When Agent Moser legitimately looked inside the bag for a weapon, the white powder and other objects that supplied probable cause to arrest were in plain view. See United States v. Poms, 484 F.2d at 922. See generally Coolidge v. New Hampshire, 403 U.S. 443, 91 S. Ct. 2022 29 L. Ed. 2d 564 (1971). The white powder, the scale, the other drug paraphernalia seen in the bag, together with the facts previously mentioned, provided probable cause to arrest the defendant.
The subsequent warrantless search of the duffle bag at headquarters was also lawful. It was a search incident to a lawful arrest.Chimel v. California, 395 U.S. 752, 89 S. Ct. 2034, 23 L. Ed. 2d 685 (1969). There is no question that the bag was seized at the time of arrest.
Under the circumstances, the fact that the search was delayed until the agents returned to headquarters does not render it unlawful. See United States v. Lam Muk Chiu, 522 F.2d 330, 332 (2d Cir. 1975); United States ex rel. Muhammad v. Mancusi, 432 F.2d 1046, 1047 (2d Cir. 1970), cert. denied, 402 U.S. 911, 91 S. Ct. 1391, 28 L. Ed. 2d 653 (1971); United States v. Frankenberry, 387 F.2d 337, 339 (2d Cir. 1967) (decided before Chimel); United States v.
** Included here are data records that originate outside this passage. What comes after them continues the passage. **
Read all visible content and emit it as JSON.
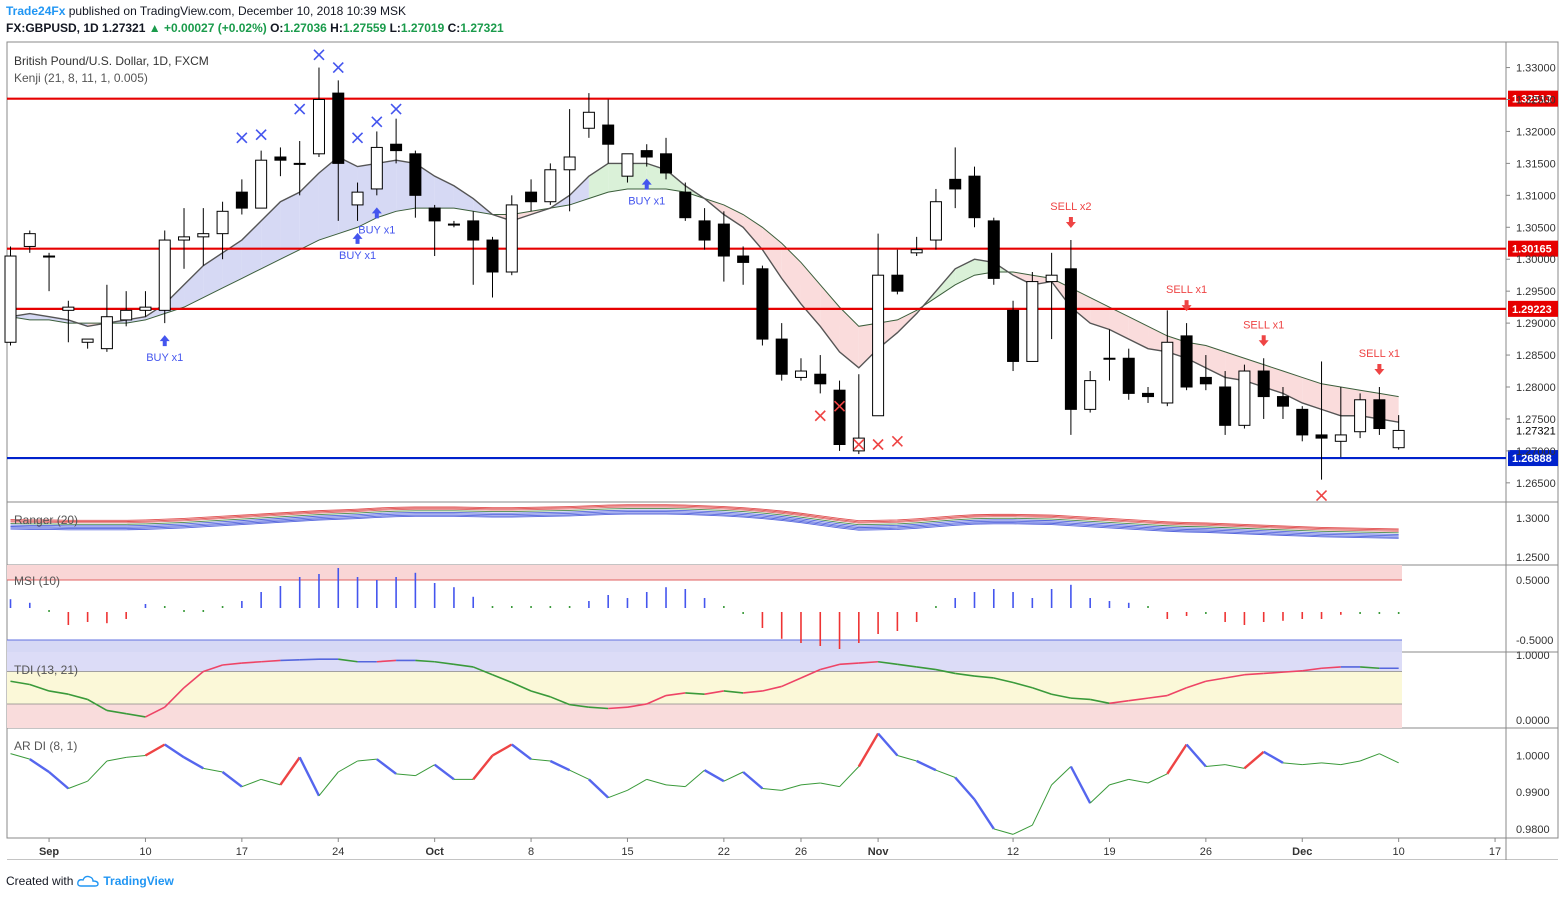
{
  "header": {
    "brand": "Trade24Fx",
    "published": "published on TradingView.com, December 10, 2018 10:39 MSK",
    "symbol": "FX:GBPUSD, 1D",
    "last": "1.27321",
    "change": "+0.00027 (+0.02%)",
    "o_label": "O:",
    "o": "1.27036",
    "h_label": "H:",
    "h": "1.27559",
    "l_label": "L:",
    "l": "1.27019",
    "c_label": "C:",
    "c": "1.27321"
  },
  "legend": {
    "main_title": "British Pound/U.S. Dollar, 1D, FXCM",
    "study": "Kenji (21, 8, 11, 1, 0.005)",
    "ranger": "Ranger (20)",
    "msi": "MSI (10)",
    "tdi": "TDI (13, 21)",
    "ardi": "AR DI (8, 1)"
  },
  "footer": {
    "created": "Created with",
    "tradingview": "TradingView"
  },
  "colors": {
    "up": "#ffffff",
    "down": "#000000",
    "level": "#e60000",
    "support": "#0022cc",
    "buy": "#4455ee",
    "sell": "#ee4444"
  },
  "chart_data": {
    "type": "candlestick",
    "x_labels": [
      "Sep",
      "10",
      "17",
      "24",
      "Oct",
      "8",
      "15",
      "22",
      "26",
      "Nov",
      "12",
      "19",
      "26",
      "Dec",
      "10",
      "17"
    ],
    "y_ticks": [
      "1.33000",
      "1.32500",
      "1.32000",
      "1.31500",
      "1.31000",
      "1.30500",
      "1.30000",
      "1.29500",
      "1.29000",
      "1.28500",
      "1.28000",
      "1.27500",
      "1.27000",
      "1.26500"
    ],
    "ylim": [
      1.262,
      1.334
    ],
    "levels": [
      {
        "value": 1.32513,
        "label": "1.32513",
        "color": "#e60000"
      },
      {
        "value": 1.30165,
        "label": "1.30165",
        "color": "#e60000"
      },
      {
        "value": 1.29223,
        "label": "1.29223",
        "color": "#e60000"
      },
      {
        "value": 1.26888,
        "label": "1.26888",
        "color": "#0022cc"
      }
    ],
    "last_price_label": "1.27321",
    "candles": [
      [
        0,
        1.287,
        1.3005,
        1.2865,
        1.302
      ],
      [
        1,
        1.302,
        1.304,
        1.301,
        1.3045
      ],
      [
        2,
        1.3005,
        1.3005,
        1.295,
        1.301
      ],
      [
        3,
        1.292,
        1.2925,
        1.287,
        1.2935
      ],
      [
        4,
        1.287,
        1.2875,
        1.286,
        1.287
      ],
      [
        5,
        1.286,
        1.291,
        1.2855,
        1.296
      ],
      [
        6,
        1.2905,
        1.292,
        1.2895,
        1.295
      ],
      [
        7,
        1.292,
        1.2925,
        1.291,
        1.295
      ],
      [
        8,
        1.292,
        1.303,
        1.29,
        1.3045
      ],
      [
        9,
        1.303,
        1.3035,
        1.2985,
        1.308
      ],
      [
        10,
        1.3035,
        1.304,
        1.299,
        1.308
      ],
      [
        11,
        1.304,
        1.3075,
        1.3,
        1.309
      ],
      [
        12,
        1.3105,
        1.308,
        1.307,
        1.3125
      ],
      [
        13,
        1.308,
        1.3155,
        1.308,
        1.317
      ],
      [
        14,
        1.316,
        1.3155,
        1.313,
        1.3175
      ],
      [
        15,
        1.315,
        1.315,
        1.31,
        1.3185
      ],
      [
        16,
        1.3165,
        1.325,
        1.316,
        1.33
      ],
      [
        17,
        1.326,
        1.315,
        1.306,
        1.328
      ],
      [
        18,
        1.3085,
        1.3105,
        1.306,
        1.312
      ],
      [
        19,
        1.311,
        1.3175,
        1.31,
        1.32
      ],
      [
        20,
        1.318,
        1.317,
        1.315,
        1.322
      ],
      [
        21,
        1.3165,
        1.31,
        1.3065,
        1.317
      ],
      [
        22,
        1.308,
        1.306,
        1.3005,
        1.3085
      ],
      [
        23,
        1.3055,
        1.3055,
        1.305,
        1.306
      ],
      [
        24,
        1.306,
        1.303,
        1.296,
        1.3075
      ],
      [
        25,
        1.303,
        1.298,
        1.294,
        1.3035
      ],
      [
        26,
        1.298,
        1.3085,
        1.2975,
        1.31
      ],
      [
        27,
        1.3105,
        1.309,
        1.3075,
        1.3125
      ],
      [
        28,
        1.309,
        1.314,
        1.3085,
        1.315
      ],
      [
        29,
        1.314,
        1.316,
        1.3075,
        1.3235
      ],
      [
        30,
        1.3205,
        1.323,
        1.319,
        1.326
      ],
      [
        31,
        1.321,
        1.318,
        1.315,
        1.325
      ],
      [
        32,
        1.313,
        1.3165,
        1.312,
        1.3165
      ],
      [
        33,
        1.317,
        1.316,
        1.3145,
        1.318
      ],
      [
        34,
        1.3165,
        1.3135,
        1.3125,
        1.319
      ],
      [
        35,
        1.3105,
        1.3065,
        1.306,
        1.312
      ],
      [
        36,
        1.306,
        1.303,
        1.3015,
        1.308
      ],
      [
        37,
        1.3055,
        1.3005,
        1.2965,
        1.3075
      ],
      [
        38,
        1.3005,
        1.2995,
        1.296,
        1.302
      ],
      [
        39,
        1.2985,
        1.2875,
        1.2865,
        1.299
      ],
      [
        40,
        1.2875,
        1.282,
        1.281,
        1.29
      ],
      [
        41,
        1.2815,
        1.2825,
        1.281,
        1.2845
      ],
      [
        42,
        1.282,
        1.2805,
        1.279,
        1.285
      ],
      [
        43,
        1.2795,
        1.271,
        1.27,
        1.281
      ],
      [
        44,
        1.27,
        1.272,
        1.2695,
        1.282
      ],
      [
        45,
        1.2755,
        1.2975,
        1.2755,
        1.304
      ],
      [
        46,
        1.2975,
        1.295,
        1.2945,
        1.3015
      ],
      [
        47,
        1.301,
        1.3015,
        1.3005,
        1.3035
      ],
      [
        48,
        1.303,
        1.309,
        1.3015,
        1.311
      ],
      [
        49,
        1.3125,
        1.311,
        1.308,
        1.3175
      ],
      [
        50,
        1.313,
        1.3065,
        1.305,
        1.3145
      ],
      [
        51,
        1.306,
        1.297,
        1.296,
        1.3065
      ],
      [
        52,
        1.292,
        1.284,
        1.2825,
        1.2935
      ],
      [
        53,
        1.284,
        1.2965,
        1.284,
        1.298
      ],
      [
        54,
        1.2965,
        1.2975,
        1.2875,
        1.301
      ],
      [
        55,
        1.2985,
        1.2765,
        1.2725,
        1.303
      ],
      [
        56,
        1.2765,
        1.281,
        1.276,
        1.2825
      ],
      [
        57,
        1.2845,
        1.2845,
        1.281,
        1.289
      ],
      [
        58,
        1.2845,
        1.279,
        1.278,
        1.286
      ],
      [
        59,
        1.279,
        1.2785,
        1.2775,
        1.28
      ],
      [
        60,
        1.2775,
        1.287,
        1.277,
        1.292
      ],
      [
        61,
        1.288,
        1.28,
        1.2795,
        1.29
      ],
      [
        62,
        1.2815,
        1.2805,
        1.2795,
        1.285
      ],
      [
        63,
        1.28,
        1.274,
        1.2725,
        1.2825
      ],
      [
        64,
        1.274,
        1.2825,
        1.2735,
        1.2835
      ],
      [
        65,
        1.2825,
        1.2785,
        1.275,
        1.2845
      ],
      [
        66,
        1.2785,
        1.277,
        1.275,
        1.28
      ],
      [
        67,
        1.2765,
        1.2725,
        1.2715,
        1.277
      ],
      [
        68,
        1.2725,
        1.272,
        1.2655,
        1.284
      ],
      [
        69,
        1.2715,
        1.2725,
        1.269,
        1.28
      ],
      [
        70,
        1.273,
        1.278,
        1.272,
        1.279
      ],
      [
        71,
        1.278,
        1.2735,
        1.2725,
        1.28
      ],
      [
        72,
        1.2705,
        1.2732,
        1.2702,
        1.2756
      ]
    ],
    "kenji_fast": [
      1.291,
      1.2915,
      1.291,
      1.2905,
      1.2895,
      1.29,
      1.2905,
      1.291,
      1.293,
      1.296,
      1.299,
      1.301,
      1.303,
      1.306,
      1.309,
      1.3105,
      1.3135,
      1.316,
      1.3145,
      1.315,
      1.3155,
      1.315,
      1.313,
      1.3115,
      1.3095,
      1.307,
      1.306,
      1.307,
      1.308,
      1.31,
      1.313,
      1.315,
      1.315,
      1.315,
      1.314,
      1.3115,
      1.3095,
      1.307,
      1.305,
      1.3015,
      1.297,
      1.293,
      1.2895,
      1.2855,
      1.283,
      1.286,
      1.2885,
      1.2915,
      1.295,
      1.2985,
      1.3,
      1.2995,
      1.2975,
      1.296,
      1.2965,
      1.2925,
      1.29,
      1.289,
      1.2875,
      1.286,
      1.2855,
      1.2845,
      1.283,
      1.2815,
      1.281,
      1.28,
      1.279,
      1.2775,
      1.2765,
      1.2755,
      1.2755,
      1.275,
      1.2745
    ],
    "kenji_slow": [
      1.291,
      1.2905,
      1.2905,
      1.29,
      1.29,
      1.29,
      1.29,
      1.2905,
      1.2915,
      1.2925,
      1.294,
      1.2955,
      1.297,
      1.2985,
      1.3,
      1.3015,
      1.303,
      1.304,
      1.305,
      1.3065,
      1.3075,
      1.308,
      1.308,
      1.308,
      1.3075,
      1.307,
      1.307,
      1.3075,
      1.308,
      1.3085,
      1.3095,
      1.3105,
      1.311,
      1.311,
      1.311,
      1.3105,
      1.3095,
      1.3085,
      1.307,
      1.305,
      1.3025,
      1.2995,
      1.296,
      1.2925,
      1.2895,
      1.29,
      1.2905,
      1.292,
      1.294,
      1.296,
      1.2975,
      1.298,
      1.298,
      1.2975,
      1.297,
      1.2955,
      1.294,
      1.2925,
      1.291,
      1.2895,
      1.288,
      1.287,
      1.2865,
      1.2855,
      1.2845,
      1.2835,
      1.2825,
      1.2815,
      1.2805,
      1.28,
      1.2795,
      1.279,
      1.2785
    ],
    "buy_signals": [
      {
        "i": 8,
        "label": "BUY x1"
      },
      {
        "i": 18,
        "label": "BUY x1"
      },
      {
        "i": 19,
        "label": "BUY x1"
      },
      {
        "i": 33,
        "label": "BUY x1"
      }
    ],
    "sell_signals": [
      {
        "i": 55,
        "label": "SELL x2"
      },
      {
        "i": 61,
        "label": "SELL x1"
      },
      {
        "i": 65,
        "label": "SELL x1"
      },
      {
        "i": 71,
        "label": "SELL x1"
      }
    ],
    "x_marks_blue": [
      [
        12,
        1.319
      ],
      [
        13,
        1.3195
      ],
      [
        15,
        1.3235
      ],
      [
        16,
        1.332
      ],
      [
        17,
        1.33
      ],
      [
        18,
        1.319
      ],
      [
        19,
        1.3215
      ],
      [
        20,
        1.3235
      ]
    ],
    "x_marks_red": [
      [
        42,
        1.2755
      ],
      [
        43,
        1.277
      ],
      [
        44,
        1.271
      ],
      [
        45,
        1.271
      ],
      [
        46,
        1.2715
      ],
      [
        68,
        1.263
      ]
    ],
    "ranger": {
      "ylim": [
        1.245,
        1.315
      ],
      "ticks": [
        "1.3000",
        "1.2500"
      ]
    },
    "msi": {
      "ylim": [
        -0.7,
        0.75
      ],
      "ticks": [
        "0.5000",
        "-0.5000"
      ],
      "values": [
        0.18,
        0.12,
        0,
        -0.25,
        -0.2,
        -0.22,
        -0.15,
        0.1,
        0.05,
        0,
        0,
        0.05,
        0.15,
        0.3,
        0.4,
        0.55,
        0.6,
        0.7,
        0.55,
        0.5,
        0.55,
        0.62,
        0.45,
        0.38,
        0.22,
        0.05,
        0.03,
        0.05,
        0.05,
        0.05,
        0.15,
        0.25,
        0.2,
        0.3,
        0.38,
        0.35,
        0.2,
        0.05,
        -0.05,
        -0.3,
        -0.48,
        -0.55,
        -0.6,
        -0.65,
        -0.55,
        -0.4,
        -0.35,
        -0.2,
        0.05,
        0.2,
        0.3,
        0.35,
        0.3,
        0.2,
        0.35,
        0.42,
        0.2,
        0.15,
        0.12,
        0.05,
        -0.15,
        -0.1,
        -0.05,
        -0.2,
        -0.25,
        -0.2,
        -0.18,
        -0.15,
        -0.15,
        -0.08,
        -0.05,
        -0.05,
        -0.03
      ]
    },
    "tdi": {
      "ylim": [
        -0.12,
        1.05
      ],
      "ticks": [
        "1.0000",
        "0.0000"
      ],
      "values": [
        0.6,
        0.55,
        0.45,
        0.4,
        0.32,
        0.15,
        0.1,
        0.05,
        0.2,
        0.5,
        0.75,
        0.85,
        0.88,
        0.9,
        0.92,
        0.93,
        0.94,
        0.94,
        0.9,
        0.9,
        0.92,
        0.92,
        0.9,
        0.86,
        0.82,
        0.7,
        0.58,
        0.45,
        0.36,
        0.24,
        0.2,
        0.18,
        0.2,
        0.25,
        0.38,
        0.42,
        0.4,
        0.45,
        0.42,
        0.45,
        0.52,
        0.65,
        0.78,
        0.86,
        0.88,
        0.9,
        0.86,
        0.82,
        0.78,
        0.72,
        0.68,
        0.65,
        0.58,
        0.5,
        0.4,
        0.34,
        0.32,
        0.26,
        0.3,
        0.34,
        0.38,
        0.5,
        0.6,
        0.65,
        0.7,
        0.72,
        0.74,
        0.76,
        0.8,
        0.82,
        0.82,
        0.8,
        0.8
      ]
    },
    "ardi": {
      "ylim": [
        0.9775,
        1.0075
      ],
      "ticks": [
        "1.0000",
        "0.9900",
        "0.9800"
      ],
      "values": [
        1.0005,
        0.999,
        0.9955,
        0.991,
        0.993,
        0.9985,
        0.9995,
        1.0,
        1.003,
        0.9995,
        0.9965,
        0.9955,
        0.9915,
        0.9935,
        0.992,
        0.9995,
        0.989,
        0.9955,
        0.9985,
        0.999,
        0.995,
        0.9945,
        0.9975,
        0.9935,
        0.9935,
        1.0,
        1.003,
        0.999,
        0.9985,
        0.996,
        0.9935,
        0.9885,
        0.9905,
        0.9935,
        0.992,
        0.9915,
        0.996,
        0.993,
        0.9955,
        0.991,
        0.9905,
        0.992,
        0.9925,
        0.9915,
        0.997,
        1.006,
        1.0,
        0.9985,
        0.996,
        0.994,
        0.988,
        0.98,
        0.9785,
        0.981,
        0.992,
        0.997,
        0.987,
        0.992,
        0.9935,
        0.9925,
        0.995,
        1.003,
        0.997,
        0.9975,
        0.9965,
        1.001,
        0.998,
        0.9975,
        0.998,
        0.9975,
        0.9985,
        1.0005,
        0.998
      ]
    }
  }
}
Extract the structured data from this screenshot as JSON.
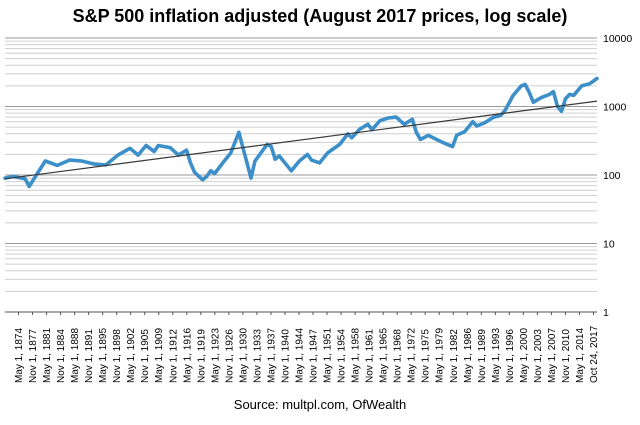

Venizelos, 495 F. Supp. 1277, 1279-80 (S.D.N.Y. 1980) (Weinfeld, J.); see also United States v. DiLeo, 422 F.2d 487, 491-93 (1st Cir.), cert. denied, 397 U.S. 1037, 90 S. Ct. 1355, 25 L. Ed. 2d 648 (1970); cf. Abel v. United States, 362 U.S. 217, 239, 80 S. Ct. 683, 697, 4 L. Ed. 2d 668 (1960) (when accused chooses to take with him property subject to lawful search at place of arrest, property is subject to search at first place of detention when the accused arrives there).
In this case, not only was the bag seized pursuant to an arrest, it had already been opened and subjected to two limited searches at the place of arrest. As Judge Friendly has remarked in similar circumstances, "[i]t would outrage common sense and human nature to read the Fourth Amendment to require that after having lawfully opened the briefcase and inspected [the incriminating evidence], . . . the police should be required to interrupt their work and apply for a warrant before going further. . . ." United States v. Ochs, 595 F.2d 1247, 1259 (2d Cir.) cert. denied, 444 U.S. 955, 100 S. Ct. 435, 62 L. Ed. 2d 328 (1979), See also United States ex rel. Muhammad v. Mancusi, 543 F.2d at 1047 to the effect that the search, as conducted, was more "reasonable" and less humiliating, as well as safer for the agents, than to have conducted a complete search on the street. See United States v. Venizelos, 495 F. Supp. at 1280.
Defendant's motion to suppress the evidence found in the course of the curbside search and the subsequent headquarters search of the duffle bag is accordingly denied.